Unless you’ve had your Facebook access completely restricted (or you’re one of the vast minority off the grid entirely), you have undoubtedly witnessed your friends, family, celebrities, and even pets, dumping buckets of ice water over their heads to raise awareness for ALS and promote fundraising for the ALS Association (ALSA). The way in which this movement has exploded into popular culture is truly astonishing, and yields important insights for those involved in marketing seeking to utilize social media to promote their product or organization.

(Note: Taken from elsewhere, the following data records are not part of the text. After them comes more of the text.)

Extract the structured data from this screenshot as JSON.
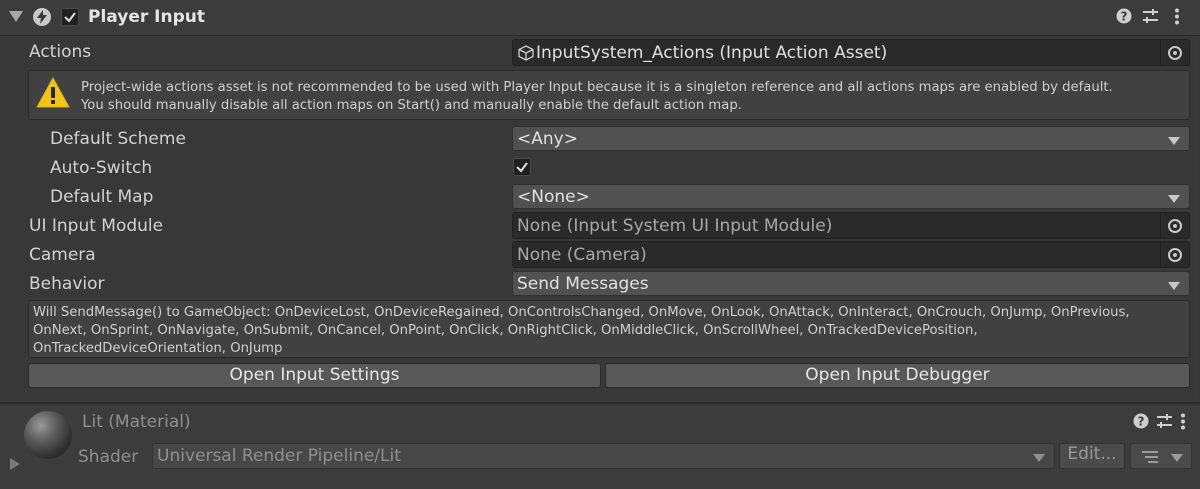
{
  "header": {
    "title": "Player Input",
    "enabled": true,
    "icons": [
      "help-icon",
      "preset-icon",
      "more-icon"
    ]
  },
  "actions": {
    "label": "Actions",
    "value": "InputSystem_Actions (Input Action Asset)"
  },
  "warning": {
    "line1": "Project-wide actions asset is not recommended to be used with Player Input because it is a singleton reference and all actions maps are enabled by default.",
    "line2": "You should manually disable all action maps on Start() and manually enable the default action map."
  },
  "default_scheme": {
    "label": "Default Scheme",
    "value": "<Any>"
  },
  "auto_switch": {
    "label": "Auto-Switch",
    "checked": true
  },
  "default_map": {
    "label": "Default Map",
    "value": "<None>"
  },
  "ui_input_module": {
    "label": "UI Input Module",
    "value": "None (Input System UI Input Module)"
  },
  "camera": {
    "label": "Camera",
    "value": "None (Camera)"
  },
  "behavior": {
    "label": "Behavior",
    "value": "Send Messages"
  },
  "info": {
    "line1": "Will SendMessage() to GameObject: OnDeviceLost, OnDeviceRegained, OnControlsChanged, OnMove, OnLook, OnAttack, OnInteract, OnCrouch, OnJump, OnPrevious,",
    "line2": "OnNext, OnSprint, OnNavigate, OnSubmit, OnCancel, OnPoint, OnClick, OnRightClick, OnMiddleClick, OnScrollWheel, OnTrackedDevicePosition,",
    "line3": "OnTrackedDeviceOrientation, OnJump"
  },
  "buttons": {
    "open_settings": "Open Input Settings",
    "open_debugger": "Open Input Debugger"
  },
  "material": {
    "title": "Lit (Material)",
    "shader_label": "Shader",
    "shader_value": "Universal Render Pipeline/Lit",
    "edit_label": "Edit..."
  }
}
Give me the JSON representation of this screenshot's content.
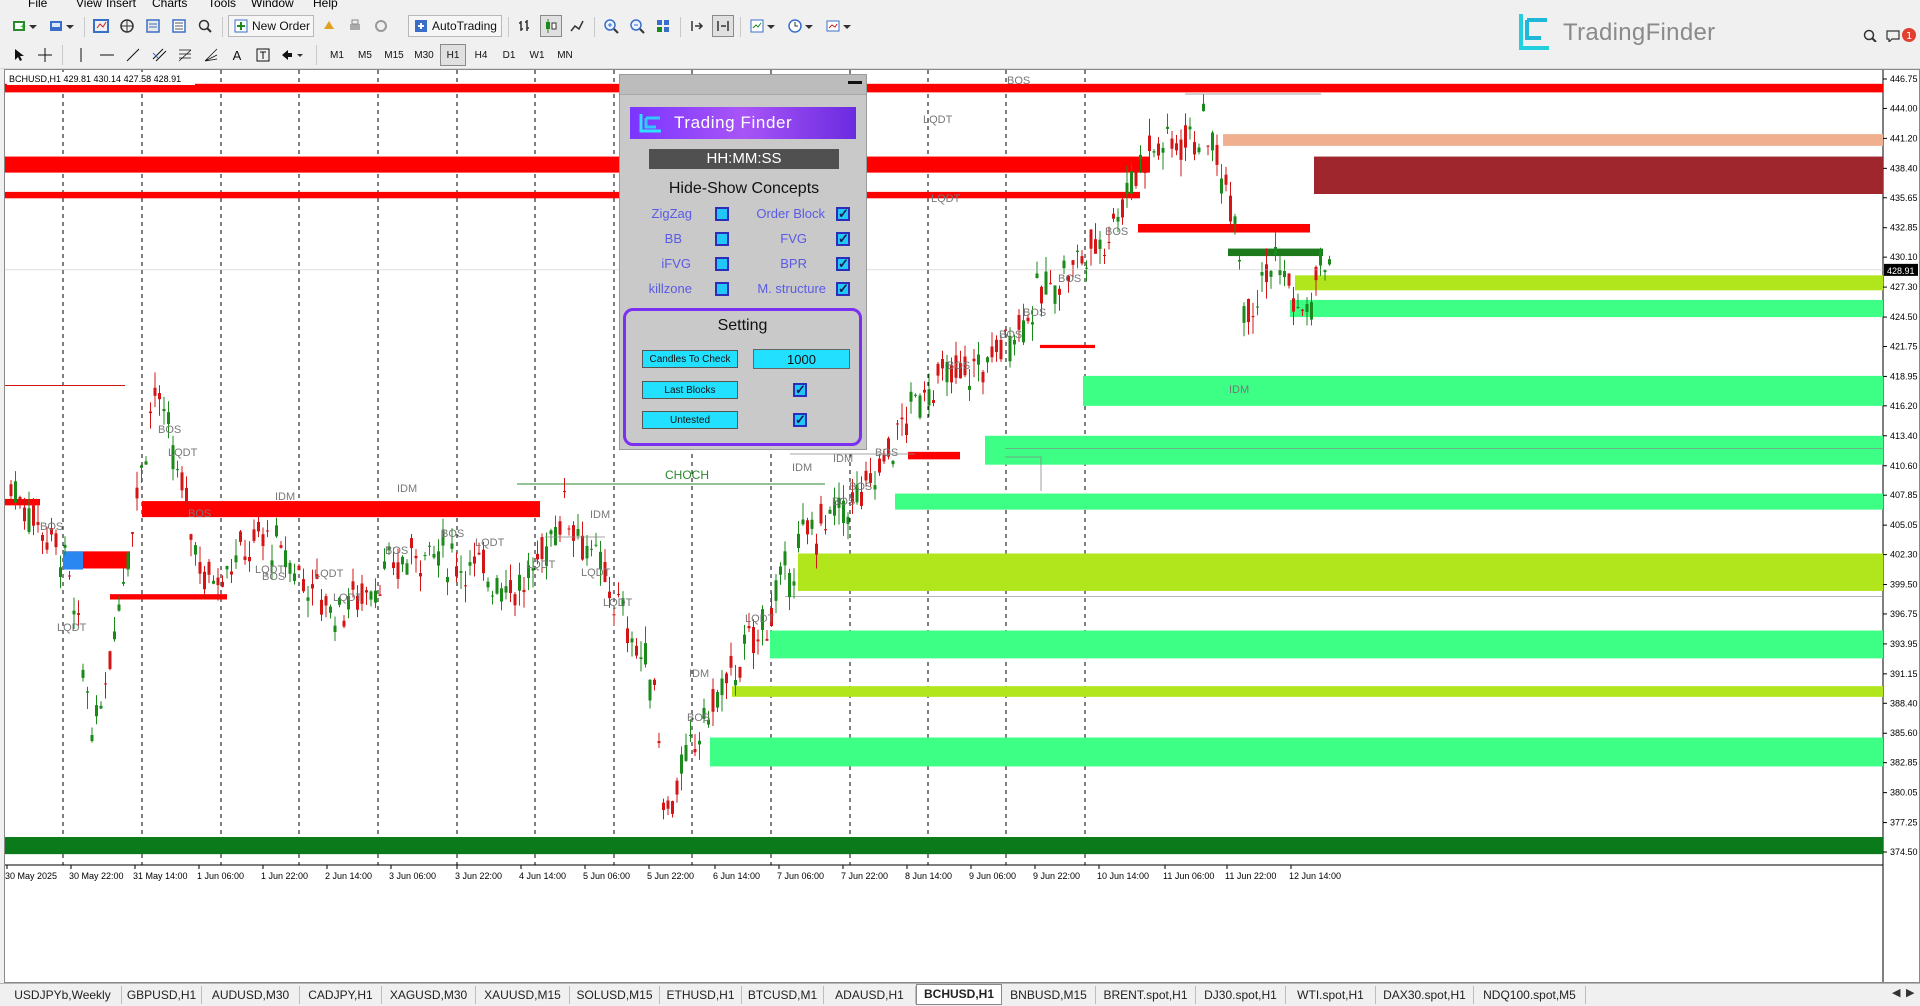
{
  "menu": [
    "File",
    "View",
    "Insert",
    "Charts",
    "Tools",
    "Window",
    "Help"
  ],
  "toolbar": {
    "new_order": "New Order",
    "auto_trading": "AutoTrading",
    "timeframes": [
      "M1",
      "M5",
      "M15",
      "M30",
      "H1",
      "H4",
      "D1",
      "W1",
      "MN"
    ],
    "active_timeframe": "H1"
  },
  "logo": {
    "text": "TradingFinder"
  },
  "chart": {
    "header": "BCHUSD,H1  429.81 430.14 427.58 428.91",
    "current_price": "428.91",
    "price_labels": [
      "446.75",
      "444.00",
      "441.20",
      "438.40",
      "435.65",
      "432.85",
      "430.10",
      "427.30",
      "424.50",
      "421.75",
      "418.95",
      "416.20",
      "413.40",
      "410.60",
      "407.85",
      "405.05",
      "402.30",
      "399.50",
      "396.75",
      "393.95",
      "391.15",
      "388.40",
      "385.60",
      "382.85",
      "380.05",
      "377.25",
      "374.50"
    ],
    "time_labels": [
      "30 May 2025",
      "30 May 22:00",
      "31 May 14:00",
      "1 Jun 06:00",
      "1 Jun 22:00",
      "2 Jun 14:00",
      "3 Jun 06:00",
      "3 Jun 22:00",
      "4 Jun 14:00",
      "5 Jun 06:00",
      "5 Jun 22:00",
      "6 Jun 14:00",
      "7 Jun 06:00",
      "7 Jun 22:00",
      "8 Jun 14:00",
      "9 Jun 06:00",
      "9 Jun 22:00",
      "10 Jun 14:00",
      "11 Jun 06:00",
      "11 Jun 22:00",
      "12 Jun 14:00"
    ],
    "annotations": {
      "bos": "BOS",
      "lqdt": "LQDT",
      "idm": "IDM",
      "choch": "CHOCH"
    },
    "colors": {
      "supply": "#ff0000",
      "supply_dark": "#a0262e",
      "supply_light": "#f0b090",
      "demand_green": "#3dff85",
      "fvg_lime": "#b2e61c",
      "bullish_candle": "#1a8a1a",
      "bearish_candle": "#d41515",
      "bottom_band": "#0b7a1a"
    }
  },
  "panel": {
    "banner": "Trading Finder",
    "clock": "HH:MM:SS",
    "concepts_title": "Hide-Show Concepts",
    "concepts": [
      {
        "label": "ZigZag",
        "checked": false
      },
      {
        "label": "Order Block",
        "checked": true
      },
      {
        "label": "BB",
        "checked": false
      },
      {
        "label": "FVG",
        "checked": true
      },
      {
        "label": "iFVG",
        "checked": false
      },
      {
        "label": "BPR",
        "checked": true
      },
      {
        "label": "killzone",
        "checked": false
      },
      {
        "label": "M. structure",
        "checked": true
      }
    ],
    "setting_title": "Setting",
    "candles_label": "Candles To Check",
    "candles_value": "1000",
    "last_blocks_label": "Last Blocks",
    "last_blocks_checked": true,
    "untested_label": "Untested",
    "untested_checked": true
  },
  "tabs": [
    "USDJPYb,Weekly",
    "GBPUSD,H1",
    "AUDUSD,M30",
    "CADJPY,H1",
    "XAGUSD,M30",
    "XAUUSD,M15",
    "SOLUSD,M15",
    "ETHUSD,H1",
    "BTCUSD,M1",
    "ADAUSD,H1",
    "BCHUSD,H1",
    "BNBUSD,M15",
    "BRENT.spot,H1",
    "DJ30.spot,H1",
    "WTI.spot,H1",
    "DAX30.spot,H1",
    "NDQ100.spot,M5"
  ],
  "active_tab": "BCHUSD,H1"
}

As of August 19th, the ALSA has received $22.9 million in donations, compared to just $1.9 million raised by the same time last year. These numbers paint a striking picture of just how much of a gamechanger “Ice Bucket Challenge” has been in augmenting fundraising efforts for the ALSA. But how exactly did this campaign realize such ubiquity with the public?

The challenge received its first significant media attention when correspondents of the Golf Channel program, Morning Drive, participated in an on-air Ice Bucket Challenge in June. By August 1st, the New York Times reported that over 1.2 million videos had been shared on Facebook and had been mentioned 2.2 million times on Twitter in that same time span.

Nominations comprise an integral component of the challenge, and in calling-out specific friends to take part in it, participants play a pivotal role in the exponential growth of the phenomenon. In this way, the ALSA has benefitted from social media’s ability to generate self-perpetuating trends. Compound this with the multitude of celebrity participants, from George W. Bush, to Lebron James, to Weird Al Yankovic, and you have one of the most successful nonprofit fundraisers in history.

Although this particular phenomenon took off inadvertently and organically, its model of utilizing the outreach potential of social media should absolutely be remembered and implemented with deliberation by those attempting to create cultural buzz for their products. People are, by nature, curious attention seekers and this is one of the many reasons why this type of campaign has the potential to gain so much traction.

The movement capitalizes on the pervasive desire to be seen as an online entity and garner “likes” and “shares,” and also integrates self-promotion for others to partake in the camera time as well. Discovering a way to promote one’s products through these mechanisms will prove invaluable to the success of a marketing blitz.

However, it is important to take these results with a grain of salt: interactions on social media tend to reflect minimal participation on the part of the user. Sure, they may “like” your page and share your posts, but are they really engaging deeply with your brand? Directing users to more immersive touchpoints from your social media page will strengthen their relationship to you as a brand.